According to Hawkes, these big debates underline England’s need to develop a national transport strategy, rather than relying on short-term five-year investment cycles.
“At a time when Europe is burning we need a least regrets approach to investment in infrastructureThe ICE is calling for a national sustainable transport strategy to bring England in line with Scotland, Wales and Northern Ireland, which all already have their own.
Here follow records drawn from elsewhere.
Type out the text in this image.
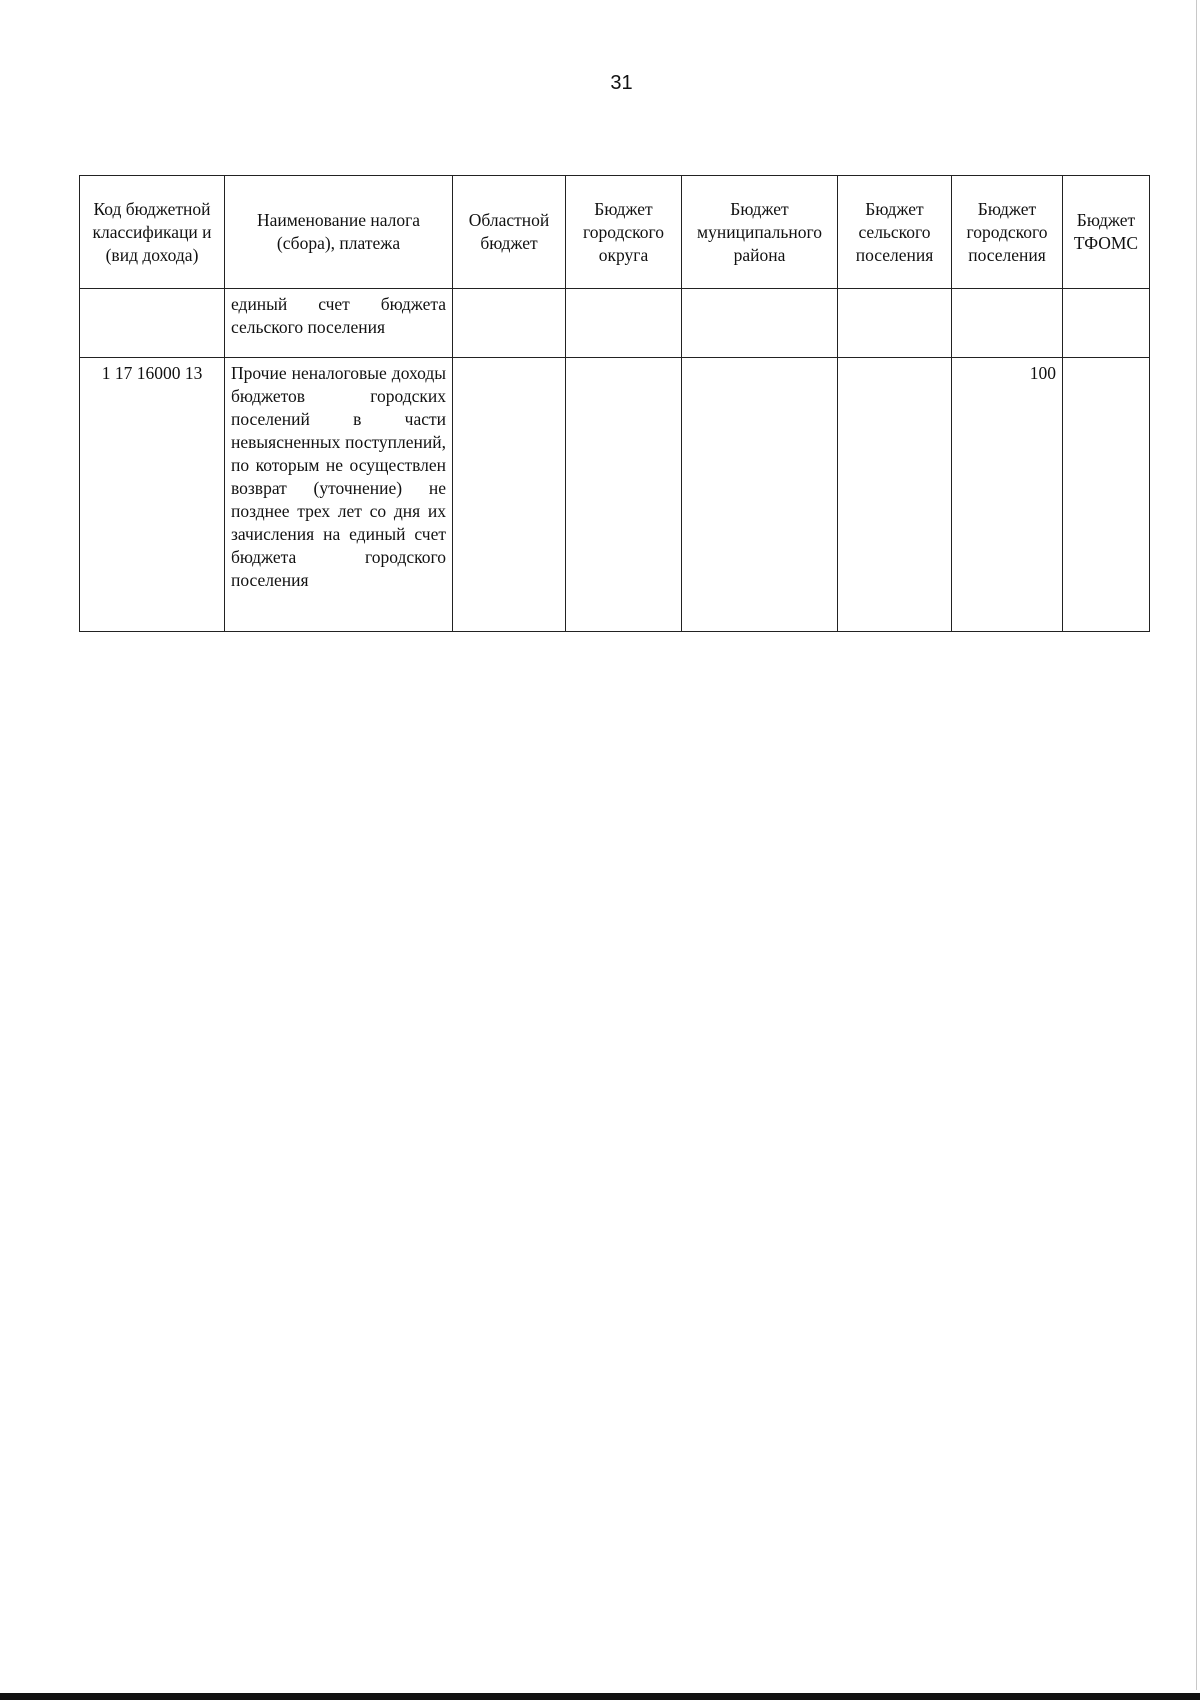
31
Код бюджетной классификаци и (вид дохода)	Наименование налога (сбора), платежа	Областной бюджет	Бюджет городского округа	Бюджет муниципального района	Бюджет сельского поселения	Бюджет городского поселения	Бюджет ТФОМС
	единый счет бюджета сельского поселения						
1 17 16000 13	Прочие неналоговые доходы бюджетов городских поселений в части невыясненных поступлений, по которым не осуществлен возврат (уточнение) не позднее трех лет со дня их зачисления на единый счет бюджета городского поселения					100	
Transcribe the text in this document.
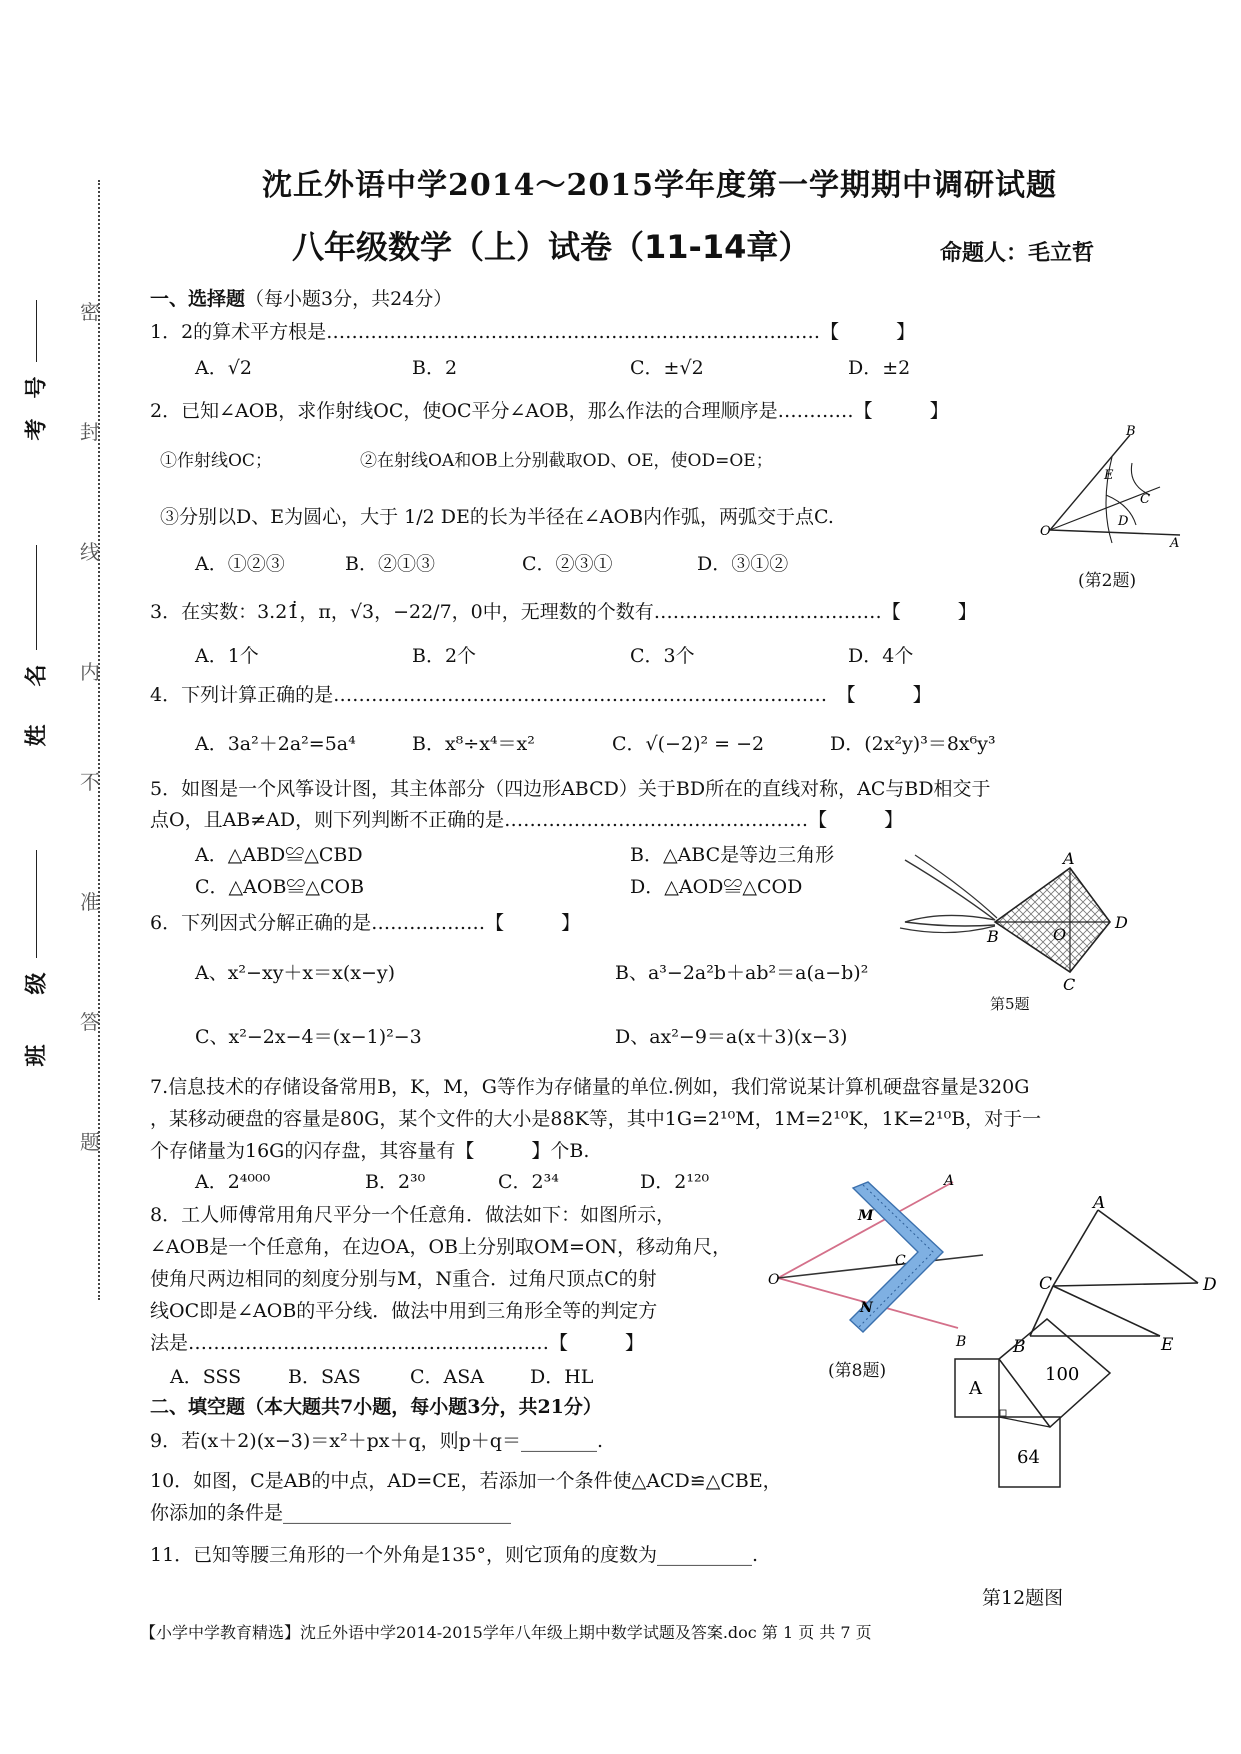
密
封
线
内
不
准
答
题
考
号
姓
名
班
级
沈丘外语中学2014～2015学年度第一学期期中调研试题
八年级数学（上）试卷（11-14章）	命题人：毛立哲
一、选择题（每小题3分，共24分）
1．2的算术平方根是……………………………………………………………………【　　　】
A．√2	B．2	C．±√2	D．±2
2．已知∠AOB，求作射线OC，使OC平分∠AOB，那么作法的合理顺序是…………【　　　】
①作射线OC；	②在射线OA和OB上分别截取OD、OE，使OD=OE；
③分别以D、E为圆心，大于 1/2 DE的长为半径在∠AOB内作弧，两弧交于点C.
A．①②③	B．②①③	C．②③①	D．③①②
O
B
A
E
C
D
(第2题)
3．在实数：3.21̇̇，π，√3，−22/7，0中，无理数的个数有………………………………【　　　】
A．1个	B．2个	C．3个	D．4个
4．下列计算正确的是……………………………………………………………………　【　　　】
A．3a²＋2a²=5a⁴	B．x⁸÷x⁴＝x²	C．√(−2)² = −2	D．(2x²y)³＝8x⁶y³
5．如图是一个风筝设计图，其主体部分（四边形ABCD）关于BD所在的直线对称，AC与BD相交于
点O，且AB≠AD，则下列判断不正确的是…………………………………………【　　　】
A．△ABD≌△CBD	B．△ABC是等边三角形
C．△AOB≌△COB	D．△AOD≌△COD
A
B
D
C
O
第5题
6．下列因式分解正确的是………………【　　　】
A、x²−xy＋x＝x(x−y)	B、a³−2a²b＋ab²＝a(a−b)²
C、x²−2x−4＝(x−1)²−3	D、ax²−9＝a(x＋3)(x−3)
7.信息技术的存储设备常用B，K，M，G等作为存储量的单位.例如，我们常说某计算机硬盘容量是320G
，某移动硬盘的容量是80G，某个文件的大小是88K等，其中1G=2¹⁰M，1M=2¹⁰K，1K=2¹⁰B，对于一
个存储量为16G的闪存盘，其容量有【　　　】个B.
A．2⁴⁰⁰⁰	B．2³⁰	C．2³⁴	D．2¹²⁰
8．工人师傅常用角尺平分一个任意角．做法如下：如图所示，
∠AOB是一个任意角，在边OA，OB上分别取OM=ON，移动角尺，
使角尺两边相同的刻度分别与M，N重合．过角尺顶点C的射
线OC即是∠AOB的平分线．做法中用到三角形全等的判定方
法是…………………………………………………【　　　】
A．SSS B．SAS	C．ASA D．HL
A
O
B
M
N
C
(第8题)
A
C	D
B	E
二、填空题（本大题共7小题，每小题3分，共21分）
9．若(x＋2)(x−3)＝x²＋px＋q，则p＋q＝________.
10．如图，C是AB的中点，AD=CE，若添加一个条件使△ACD≌△CBE，
你添加的条件是________________________
11．已知等腰三角形的一个外角是135°，则它顶角的度数为__________.
100
A
64
第12题图
【小学中学教育精选】沈丘外语中学2014-2015学年八年级上期中数学试题及答案.doc 第 1 页 共 7 页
Stewart says the ICE’s proposal will feed into the transport select committee’s forthcoming investigation of the country’s transport needs.
Any new strategy should be UKwide, Stewart argues, pointing to the recent Union Connectivity Review by Network Rail chairman Sir Peter Hendy which singles out roads of “critical importance” such as the A75 in Dumfries & Galloway in Scotland.
“Primarily it will be a freight corridor from Northern Ireland into Scotland and then into the strategic roads network in England,” says Stewart.
The NIC has also called on the DfT to use RIS3 as the first step towards a longer-term interurban transport strategy.
“That’s our big message for the RIS3,” explains NIC assistant director Greg McClymont. “Of course, get on and deliver the stuff you’ve got in your pipeline for the next five years. But you also need to fit that into a longer term, wider vision.”
Government officials are now analysing responses to the Strategic Road Network Initial Report consultation and will then propose a response to ministers. The DfT said it will publish the government’s response in “due course”.
Publication of the RIS3 next year will show whether feedback from the public consultation on the Strategic Road Network Initial Report has triggered changes to initial proposals.
“We remain fully committed to maintaining and improving roads across the country. The RIS is transforming our road network and helping grow the economy,” a DfT spokesperson said.